Now, in our world, somehow nobody started to care about the biggest and smallest trades and their inclusion in OHLC data, while this is actually natural. It’s the same way as it’s done with high & low and open & close: we choose the minimum and maximum value of a given feature/axis within the aggregation period.
So, we don’t have these 2 values: biggest and smallest ticks. The best we can do is infer them, and given the fact the biggest and smallest ticks can be located with the same probability everywhere, all we can do is predict them in the middle of the bar, both in time and price axes. That’s why you can see two HL2’s in each of the 3 formulas in the code.
So, summed up absolute volumes that you see in almost every trading platform are actually just a derivative metric, something that I call Type 2 time series in my own (proprietary ‘for now’) methods. It doesn’t have much to do with market orders hitting the non-uniform medium (aka order book); it’s more like a statistic. Still wanna use VWAP? Ok, but you gotta understand you’re weighting Type 1 (natural) time series by Type 2 (synthetic) ones.
How to combine all the data in the right way (khmm khhm ‘order’)

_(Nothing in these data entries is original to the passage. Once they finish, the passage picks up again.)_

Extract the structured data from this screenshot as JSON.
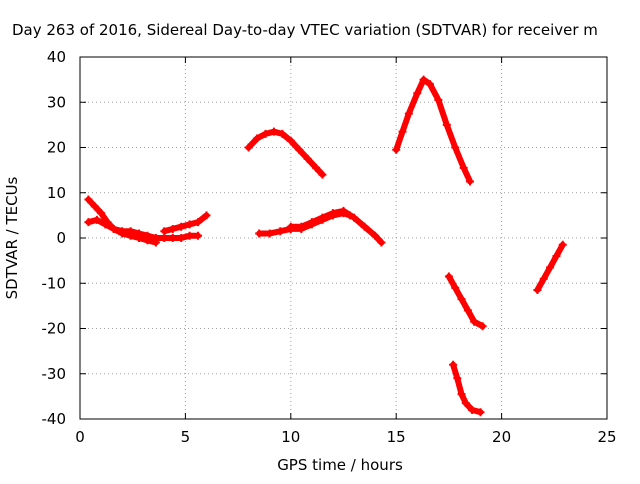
{
  "chart_data": {
    "type": "scatter",
    "title": "Day 263 of 2016, Sidereal Day-to-day VTEC variation (SDTVAR) for receiver m",
    "xlabel": "GPS time / hours",
    "ylabel": "SDTVAR / TECUs",
    "xlim": [
      0,
      25
    ],
    "ylim": [
      -40,
      40
    ],
    "xticks": [
      0,
      5,
      10,
      15,
      20,
      25
    ],
    "yticks": [
      -40,
      -30,
      -20,
      -10,
      0,
      10,
      20,
      30,
      40
    ],
    "grid": true,
    "legend": "none",
    "marker": "plus",
    "color": "#ff0000",
    "series": [
      {
        "x": [
          0.4,
          0.7,
          1.0,
          1.3,
          1.6,
          2.0,
          2.4,
          2.8,
          3.2,
          3.6
        ],
        "y": [
          8.5,
          7.0,
          5.5,
          3.5,
          2.0,
          1.0,
          0.5,
          0.0,
          -0.5,
          -1.0
        ]
      },
      {
        "x": [
          0.4,
          0.8,
          1.2,
          1.6,
          2.0,
          2.4,
          2.8,
          3.2,
          3.6,
          4.0,
          4.4,
          4.8,
          5.2,
          5.6
        ],
        "y": [
          3.5,
          4.0,
          3.0,
          2.0,
          1.5,
          1.5,
          1.0,
          0.5,
          0.0,
          0.0,
          0.0,
          0.0,
          0.5,
          0.5
        ]
      },
      {
        "x": [
          4.0,
          4.4,
          4.8,
          5.2,
          5.6,
          6.0
        ],
        "y": [
          1.5,
          2.0,
          2.5,
          3.0,
          3.5,
          5.0
        ]
      },
      {
        "x": [
          8.0,
          8.4,
          8.8,
          9.2,
          9.6,
          10.0,
          10.4,
          10.8,
          11.2,
          11.5
        ],
        "y": [
          20.0,
          22.0,
          23.0,
          23.5,
          23.0,
          21.5,
          19.5,
          17.5,
          15.5,
          14.0
        ]
      },
      {
        "x": [
          8.5,
          9.0,
          9.5,
          10.0,
          10.5,
          11.0,
          11.5,
          12.0,
          12.5,
          12.8
        ],
        "y": [
          1.0,
          1.0,
          1.5,
          2.0,
          2.0,
          3.0,
          4.0,
          5.0,
          5.5,
          5.0
        ]
      },
      {
        "x": [
          10.0,
          10.5,
          11.0,
          11.5,
          12.0,
          12.5,
          13.0,
          13.5,
          14.0,
          14.3
        ],
        "y": [
          2.5,
          2.5,
          3.5,
          4.5,
          5.5,
          6.0,
          4.5,
          2.5,
          0.5,
          -1.0
        ]
      },
      {
        "x": [
          15.0,
          15.3,
          15.6,
          16.0,
          16.3,
          16.6,
          17.0,
          17.4,
          17.8,
          18.2,
          18.5
        ],
        "y": [
          19.5,
          23.5,
          27.5,
          32.0,
          35.0,
          34.0,
          30.5,
          25.0,
          20.0,
          15.5,
          12.5
        ]
      },
      {
        "x": [
          17.5,
          17.8,
          18.1,
          18.4,
          18.7,
          19.1
        ],
        "y": [
          -8.5,
          -11.0,
          -13.5,
          -16.0,
          -18.5,
          -19.5
        ]
      },
      {
        "x": [
          17.7,
          17.9,
          18.1,
          18.3,
          18.6,
          19.0
        ],
        "y": [
          -28.0,
          -31.0,
          -34.5,
          -36.5,
          -38.0,
          -38.5
        ]
      },
      {
        "x": [
          21.7,
          22.0,
          22.3,
          22.6,
          22.9
        ],
        "y": [
          -11.5,
          -9.0,
          -6.5,
          -4.0,
          -1.5
        ]
      }
    ]
  }
}
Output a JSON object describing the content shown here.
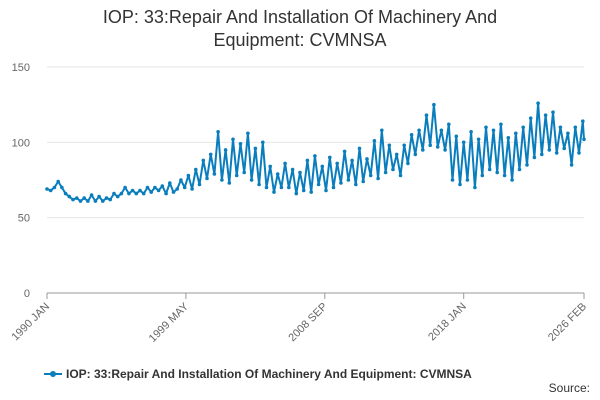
{
  "chart_data": {
    "type": "line",
    "title_lines": [
      "IOP: 33:Repair And Installation Of Machinery And",
      "Equipment: CVMNSA"
    ],
    "xlabel": "",
    "ylabel": "",
    "ylim": [
      0,
      150
    ],
    "yticks": [
      0,
      50,
      100,
      150
    ],
    "x_range": [
      "1990-01",
      "2026-02"
    ],
    "x_ticks": [
      {
        "label": "1990 JAN",
        "date": "1990-01"
      },
      {
        "label": "1999 MAY",
        "date": "1999-05"
      },
      {
        "label": "2008 SEP",
        "date": "2008-09"
      },
      {
        "label": "2018 JAN",
        "date": "2018-01"
      },
      {
        "label": "2026 FEB",
        "date": "2026-02"
      }
    ],
    "grid": true,
    "legend_position": "bottom-left",
    "color": "#0a7dbd",
    "series": [
      {
        "name": "IOP: 33:Repair And Installation Of Machinery And Equipment: CVMNSA",
        "points": [
          [
            "1990-01",
            69
          ],
          [
            "1990-04",
            68
          ],
          [
            "1990-07",
            70
          ],
          [
            "1990-10",
            74
          ],
          [
            "1991-01",
            70
          ],
          [
            "1991-04",
            66
          ],
          [
            "1991-07",
            64
          ],
          [
            "1991-10",
            62
          ],
          [
            "1992-01",
            63
          ],
          [
            "1992-04",
            61
          ],
          [
            "1992-07",
            63
          ],
          [
            "1992-10",
            61
          ],
          [
            "1993-01",
            65
          ],
          [
            "1993-04",
            61
          ],
          [
            "1993-07",
            64
          ],
          [
            "1993-10",
            61
          ],
          [
            "1994-01",
            63
          ],
          [
            "1994-04",
            62
          ],
          [
            "1994-07",
            66
          ],
          [
            "1994-10",
            64
          ],
          [
            "1995-01",
            66
          ],
          [
            "1995-04",
            70
          ],
          [
            "1995-07",
            66
          ],
          [
            "1995-10",
            68
          ],
          [
            "1996-01",
            66
          ],
          [
            "1996-04",
            68
          ],
          [
            "1996-07",
            66
          ],
          [
            "1996-10",
            70
          ],
          [
            "1997-01",
            67
          ],
          [
            "1997-04",
            70
          ],
          [
            "1997-07",
            68
          ],
          [
            "1997-10",
            71
          ],
          [
            "1998-01",
            66
          ],
          [
            "1998-04",
            73
          ],
          [
            "1998-07",
            67
          ],
          [
            "1998-10",
            69
          ],
          [
            "1999-01",
            75
          ],
          [
            "1999-04",
            70
          ],
          [
            "1999-07",
            78
          ],
          [
            "1999-10",
            69
          ],
          [
            "2000-01",
            82
          ],
          [
            "2000-04",
            72
          ],
          [
            "2000-07",
            88
          ],
          [
            "2000-10",
            76
          ],
          [
            "2001-01",
            92
          ],
          [
            "2001-04",
            79
          ],
          [
            "2001-07",
            107
          ],
          [
            "2001-10",
            75
          ],
          [
            "2002-01",
            95
          ],
          [
            "2002-04",
            73
          ],
          [
            "2002-07",
            102
          ],
          [
            "2002-10",
            78
          ],
          [
            "2003-01",
            99
          ],
          [
            "2003-04",
            80
          ],
          [
            "2003-07",
            106
          ],
          [
            "2003-10",
            75
          ],
          [
            "2004-01",
            96
          ],
          [
            "2004-04",
            72
          ],
          [
            "2004-07",
            100
          ],
          [
            "2004-10",
            70
          ],
          [
            "2005-01",
            84
          ],
          [
            "2005-04",
            67
          ],
          [
            "2005-07",
            79
          ],
          [
            "2005-10",
            70
          ],
          [
            "2006-01",
            86
          ],
          [
            "2006-04",
            70
          ],
          [
            "2006-07",
            82
          ],
          [
            "2006-10",
            66
          ],
          [
            "2007-01",
            80
          ],
          [
            "2007-04",
            68
          ],
          [
            "2007-07",
            88
          ],
          [
            "2007-10",
            67
          ],
          [
            "2008-01",
            91
          ],
          [
            "2008-04",
            72
          ],
          [
            "2008-07",
            84
          ],
          [
            "2008-10",
            68
          ],
          [
            "2009-01",
            90
          ],
          [
            "2009-04",
            70
          ],
          [
            "2009-07",
            86
          ],
          [
            "2009-10",
            73
          ],
          [
            "2010-01",
            94
          ],
          [
            "2010-04",
            75
          ],
          [
            "2010-07",
            88
          ],
          [
            "2010-10",
            72
          ],
          [
            "2011-01",
            96
          ],
          [
            "2011-04",
            74
          ],
          [
            "2011-07",
            89
          ],
          [
            "2011-10",
            78
          ],
          [
            "2012-01",
            101
          ],
          [
            "2012-04",
            76
          ],
          [
            "2012-07",
            108
          ],
          [
            "2012-10",
            80
          ],
          [
            "2013-01",
            98
          ],
          [
            "2013-04",
            82
          ],
          [
            "2013-07",
            92
          ],
          [
            "2013-10",
            78
          ],
          [
            "2014-01",
            98
          ],
          [
            "2014-04",
            86
          ],
          [
            "2014-07",
            105
          ],
          [
            "2014-10",
            92
          ],
          [
            "2015-01",
            108
          ],
          [
            "2015-04",
            95
          ],
          [
            "2015-07",
            118
          ],
          [
            "2015-10",
            98
          ],
          [
            "2016-01",
            125
          ],
          [
            "2016-04",
            97
          ],
          [
            "2016-07",
            108
          ],
          [
            "2016-10",
            95
          ],
          [
            "2017-01",
            112
          ],
          [
            "2017-04",
            75
          ],
          [
            "2017-07",
            104
          ],
          [
            "2017-10",
            72
          ],
          [
            "2018-01",
            100
          ],
          [
            "2018-04",
            75
          ],
          [
            "2018-07",
            107
          ],
          [
            "2018-10",
            70
          ],
          [
            "2019-01",
            102
          ],
          [
            "2019-04",
            78
          ],
          [
            "2019-07",
            110
          ],
          [
            "2019-10",
            82
          ],
          [
            "2020-01",
            108
          ],
          [
            "2020-04",
            80
          ],
          [
            "2020-07",
            112
          ],
          [
            "2020-10",
            78
          ],
          [
            "2021-01",
            103
          ],
          [
            "2021-04",
            75
          ],
          [
            "2021-07",
            106
          ],
          [
            "2021-10",
            82
          ],
          [
            "2022-01",
            110
          ],
          [
            "2022-04",
            85
          ],
          [
            "2022-07",
            116
          ],
          [
            "2022-10",
            90
          ],
          [
            "2023-01",
            126
          ],
          [
            "2023-04",
            92
          ],
          [
            "2023-07",
            118
          ],
          [
            "2023-10",
            95
          ],
          [
            "2024-01",
            120
          ],
          [
            "2024-04",
            93
          ],
          [
            "2024-07",
            110
          ],
          [
            "2024-10",
            96
          ],
          [
            "2025-01",
            106
          ],
          [
            "2025-04",
            85
          ],
          [
            "2025-07",
            110
          ],
          [
            "2025-10",
            93
          ],
          [
            "2026-01",
            114
          ],
          [
            "2026-02",
            102
          ]
        ]
      }
    ]
  },
  "legend": {
    "label": "IOP: 33:Repair And Installation Of Machinery And Equipment: CVMNSA"
  },
  "source": {
    "label": "Source:"
  }
}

Now, since we have 6 values for each bar, let’s see what information we have about them, what we don’t have, and what we can do about it:
- Open and close: we got both when and where (time (order) and price);
- High and low: we got where, but we don’t know when;
- Biggest & smallest trades: we know shit, we infer it the way it was described before.'
By using the location of the close & open prices relative to the high & low prices, we can make educated guesses about whether high or low was made first in a given bar. It’s not perfect, but it’s ultimately all we can do—this is the very last bit of info we can extract from the data we have.
There are 2 methods for inferring volume delta (which I call simply volume) that are presented everywhere, even here on TradingView. Funny thing is, this is actually 2 parts of the 1 method. I wonder how many folks see through it xD. The same method can be used for both inferring volume delta AND making educated guesses whether high or low was made first.
Imagine and/or find the cases on your charts to understand faster:
* Close > open means we have an up bar and probably the volume is positive, and probably high was made later than low.
* Close < open means we have a down bar and probably the volume is negative, and probably low was made later than high.
Now that’s the point when you see that these 2 mentioned methods are actually parts of the 1 method:
If close = open, we still have another clue: distance from open/close pair to high (HC), and distance from open/close pair to low (LC):
* HC < LC, probably high was made later.
* HC > LC, probably low was made later.
And only if close = open and HC = LC, only in this case we have no clue whether high or low was made earlier within a bar. We simply don’t have any more information to even guess. This bar is called a neutral bar.
At this point, we have both time (order) and price info for each of our 6 values. Now, we have to solve another weighted average problem, and that’s it. We’ll weight prices according to the order we’ve guessed. In the neutral bar case, open has a weight of 1, close has a weight of 3, and both high and low have weights of 2 since we can’t infer which one was made first. In all cases, biggest and smallest ticks are modeled with HL2 and weighted like they’re located in the middle of the bar in a time sense.
P.S.: I’ve also included a "robust" method where all the bars are treated like neutral ones. I’ve used it before; obviously, it has lesser info gain -> works a bit worse.